How like a scholar to hide the Aquinas vs. Robot death match in a footnote like that. It should go in the preview, man: how else do you expect to get buts in the seats eating popcorn?

I'm disappointed that the footnote doesn't mention which of Anatole France's novels is on "the theme" of Descartes's robot (a quick googling indicates that none of his works seem to have been explicitly about Descartes by name). Does anyone happen to know?  [Update: A commentator comes through!  The novel in question is La Rotisserie de la Reine Pedauque (1893), translated as At the Sign of the Reine Pedauque (1922, available online at the link).  Thanks to B. McCarthy; see his comments below for more on this, as well as the Rosenfield book discussed below.]

Incidentally (more Sub-Subness here) the author of From Beast-Machine to Man Machine seems to have been Leonora C. Rosenfield, not G. as reported by Mr.
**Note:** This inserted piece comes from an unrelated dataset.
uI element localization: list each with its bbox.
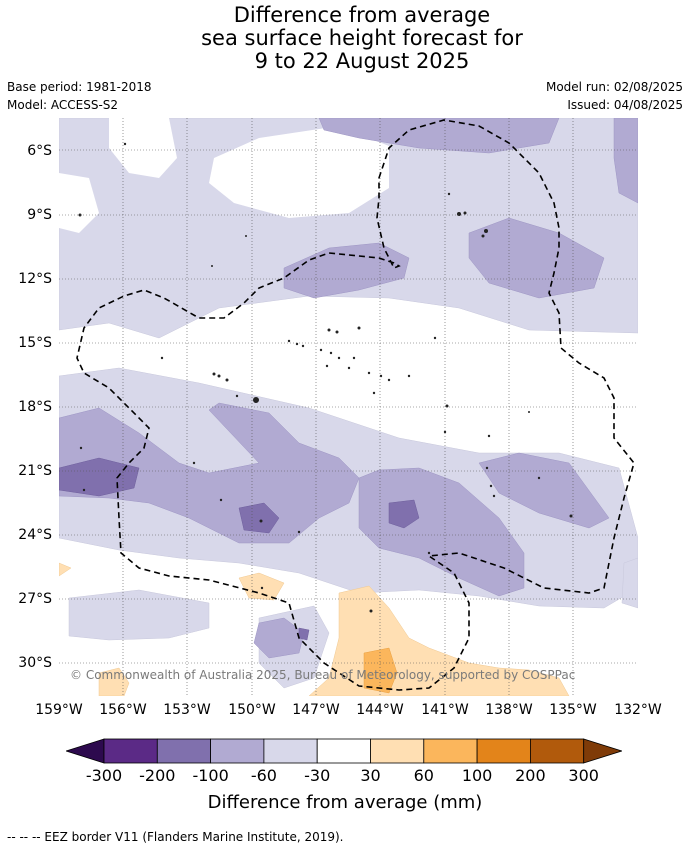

Graukroger. A quick google indicates that seems to have published as Leonora Cohen Rosenfield (although Amazon, for no discernable reason, lists her as Leonora Davidson Rosenfield). Obviously, given the Cohen -> G. mistake, to say nothing of the obvious omission of the story of the golem from the aforequoted list of "philosophical robot" stories, the only possible interpretation is that Mr. Graukroger is a raving antisemite. These things don't happen by accident, you know.

At any rate, since neither google books nor amazon has a "look inside" feature for Rosenfield's work, my researches must stop here for the moment. Alas. If anyone has a copy of From Beast-Machine to Man-Machine handy, however, please leave any interesting tidbits in the comments.

3 comments:

Beornn McCarthy said...

Enjoyed this post, thanks! Quite a good summary of different sources for the story, too.

The novel by Anatole France is La Rotisserie de la Reine Pedauque (1893), which satirised occultism and included a fabulous subplot in which Descartes' automaton is transformed into a salamander.

The story was told by Bonaventure d'Argonne in Melanges, a miscellaneous collection of literary anecdotes and secret (scandalous) histories, who said he had it from a Cartesian who was defending the philosopher from allegation that Descartes had fathered an illegitimate child, Francine. The anecdote was plucked out of Melanges by Isaac D'Israeli (father of Benjamin Disraeli), who introduced the story to English readers in the widely-read Curiosities of Literature, and made it take off, alarmingly, so that we find it in Edgar Allan Poe, probably as inspiration for Shelley's Frankenstein, and in any look at the world of automatons.

The book by Leonora Cohen Rosenfield is curious. An ex-library copy from the 1960s is on sale for the inexplicable price of $299 on ebay. First published in 1941, it's hard to come by - there's a copy at my University, however, which I plan to browse one day.

Beornn McCarthy said...

The novel from Anatole France has been translated, and it goes on about the philosopher and the love of the salamander, satirically replacing the automaton with the- salamander: http://archive.org/stream/atsignofreinep00fran#page/96/mode/2up/search/descartes

Stephen said...

Thank you, B. McCarthy! The information is greatly appreciated. (I've updated the post with it.)